This is only a partial answer to this question. It only establishes proving that $\sf TG$ set theory is a fragment of this theory!
All axioms of $\sf ZF$ would follow from Specification + Reflection on stages $V_\alpha$ of the cumulative hierarchy. This is well known (D. Scott, M. Potter 13.3).
Superinclusiveness would prove both Choice, and Tarski's axiom.
Choice is proved because each superinclusive $V_\alpha$ would be in bijection with the set $ON^{V_\alpha}$ of all von Neumann ordinals in it, since clearly $ON^{V_\alpha}$ is a cofinal subset of $V_\alpha$ (with respect to relation "strictly smaller rank"), and so it cannot be an element of $V_\alpha$, and so it must not be strictly smaller than $V_\alpha$ (superinclusiveness). Since every set is an element of some superinclusive stage, then it must be well-orderable after that bijection.

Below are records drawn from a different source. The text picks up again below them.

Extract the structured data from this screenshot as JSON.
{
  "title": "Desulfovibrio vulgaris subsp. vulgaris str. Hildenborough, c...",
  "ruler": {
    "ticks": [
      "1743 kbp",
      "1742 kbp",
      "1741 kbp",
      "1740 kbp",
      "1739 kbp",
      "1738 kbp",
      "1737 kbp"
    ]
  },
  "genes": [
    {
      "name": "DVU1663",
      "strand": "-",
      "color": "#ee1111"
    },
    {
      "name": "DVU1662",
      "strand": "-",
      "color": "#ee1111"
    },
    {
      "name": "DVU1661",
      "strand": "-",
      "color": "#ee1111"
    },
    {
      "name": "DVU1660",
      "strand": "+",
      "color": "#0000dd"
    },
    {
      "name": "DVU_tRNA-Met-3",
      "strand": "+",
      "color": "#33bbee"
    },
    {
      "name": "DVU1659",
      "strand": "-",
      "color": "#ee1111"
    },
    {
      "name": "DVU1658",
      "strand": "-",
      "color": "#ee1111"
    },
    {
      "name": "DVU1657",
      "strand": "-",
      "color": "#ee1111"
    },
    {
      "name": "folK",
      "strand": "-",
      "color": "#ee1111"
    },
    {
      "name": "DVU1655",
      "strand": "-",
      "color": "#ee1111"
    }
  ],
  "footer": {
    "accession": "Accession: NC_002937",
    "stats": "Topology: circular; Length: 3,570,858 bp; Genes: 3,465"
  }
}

Tarski's axiom follows because every superinclusive $V_\alpha$ higher than $V_\omega$ would have $\alpha$ being strongly inaccessible, accordingly $V_\alpha$ would be a Grothendieck universe! To prove that, we see that $\alpha$ must be regular, since otherwise any strictly smaller cofinal subset of it would be an element of that stage (superinclusiveness) and thus rank-bounded within that stage, which cannot be! Also one can easily see that $V_\alpha$ must be closed on power set operator, since otherwise $\alpha$ would be a successor ordinal, and so the set $\{V_{\alpha-1}\}$ would be an element of $V_\alpha$ (superinclusiveness), which cannot be since all elements of $V_\alpha$ are subsets of $V_{\alpha-1}$. So every $\alpha$ for a superinclusive $V_\alpha$ is a regular strong limit cardinal, and when uncountable then it is inaccessible by definition.
Now, the other direction, that $\sf TG$ set theory can prove all axioms of this theory, is one I didn't reach to. And I suspect that it might not be the case. For I suspect that $\sf Ack + limitation \ of \ size$ is a conservative extension of this theory, and so this would mean that this theory is equivalent with ORD is mahlo, and accordingly stronger than $\sf TG$ set theory.